1 qt. strawberries cleaned of stems, cut in chunks

4 cups rhubarb peeled and cut in chunks

Simple sugar mix – 1-cup sugar to 1-cup water

2 inches ginger cut in pieces

½ cup cornstarch

Puff Pastry (in the freezer section)

Egg wash- egg with dash of water (or cream) whisked together

DIRECTIONS:

In a large pan simmer the simple syrup with the ginger for 15 minutes or until reduced by half. Remove the ginger. Add the rhubarb and cook for about 5 minutes. Add the strawberries and mix. Mix ½ cup of the cornstarch with ¼ cup of cold water. When completely dissolved add some slowly to the strawberry/rhubarb mixture over low heat until it has slightly thickened.

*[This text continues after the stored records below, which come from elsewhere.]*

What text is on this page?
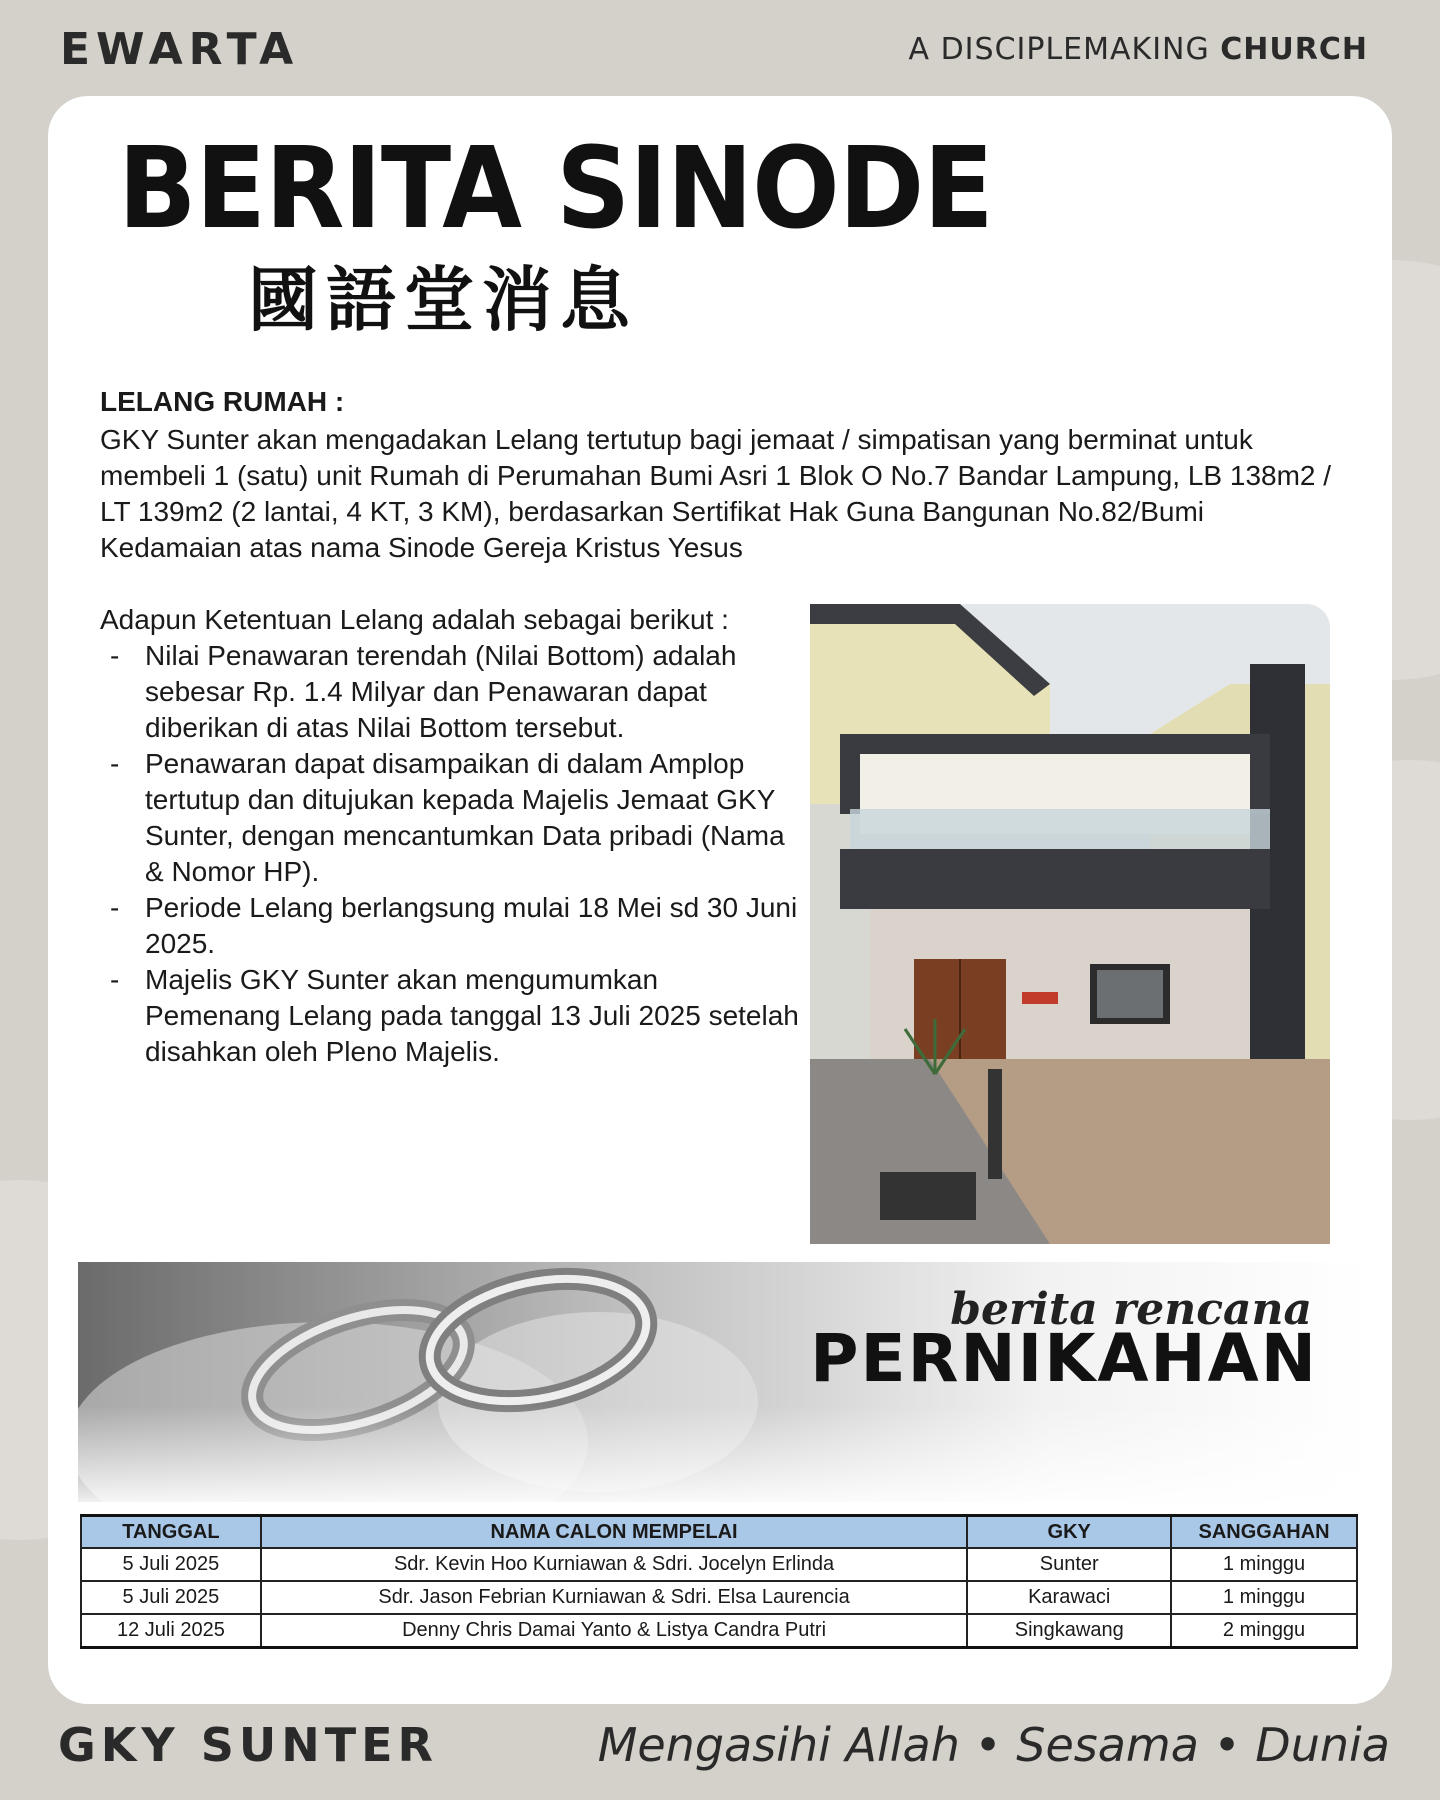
EWARTA	A DISCIPLEMAKING CHURCH
BERITA SINODE
國語堂消息
LELANG RUMAH :
GKY Sunter akan mengadakan Lelang tertutup bagi jemaat / simpatisan yang berminat untuk membeli 1 (satu) unit Rumah di Perumahan Bumi Asri 1 Blok O No.7 Bandar Lampung, LB 138m2 / LT 139m2 (2 lantai, 4 KT, 3 KM), berdasarkan Sertifikat Hak Guna Bangunan No.82/Bumi Kedamaian atas nama Sinode Gereja Kristus Yesus
Adapun Ketentuan Lelang adalah sebagai berikut :
- Nilai Penawaran terendah (Nilai Bottom) adalah sebesar Rp. 1.4 Milyar dan Penawaran dapat diberikan di atas Nilai Bottom tersebut.
- Penawaran dapat disampaikan di dalam Amplop tertutup dan ditujukan kepada Majelis Jemaat GKY Sunter, dengan mencantumkan Data pribadi (Nama & Nomor HP).
- Periode Lelang berlangsung mulai 18 Mei sd 30 Juni 2025.
- Majelis GKY Sunter akan mengumumkan Pemenang Lelang pada tanggal 13 Juli 2025 setelah disahkan oleh Pleno Majelis.
berita rencana
PERNIKAHAN
TANGGAL	NAMA CALON MEMPELAI	GKY	SANGGAHAN
5 Juli 2025	Sdr. Kevin Hoo Kurniawan & Sdri. Jocelyn Erlinda	Sunter	1 minggu
5 Juli 2025	Sdr. Jason Febrian Kurniawan & Sdri. Elsa Laurencia	Karawaci	1 minggu
12 Juli 2025	Denny Chris Damai Yanto & Listya Candra Putri	Singkawang	2 minggu
GKY SUNTER	Mengasihi Allah • Sesama • Dunia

Spoon the fruit into individual ramekins. Let cool slightly.

Lay the puff pastry on a board and cut a circle at least an inch larger all around than the top of the ramekin. Brush the outside edge of the ramekin with the egg wash. Place a circle of pastry on top with the inch overlay and press the sides. Brush all with the egg wash. Sprinkle with sugar if desired.

Place on a baking sheet and bake 375 degrees for 15 to 20 minutes or until the crust is nicely browned.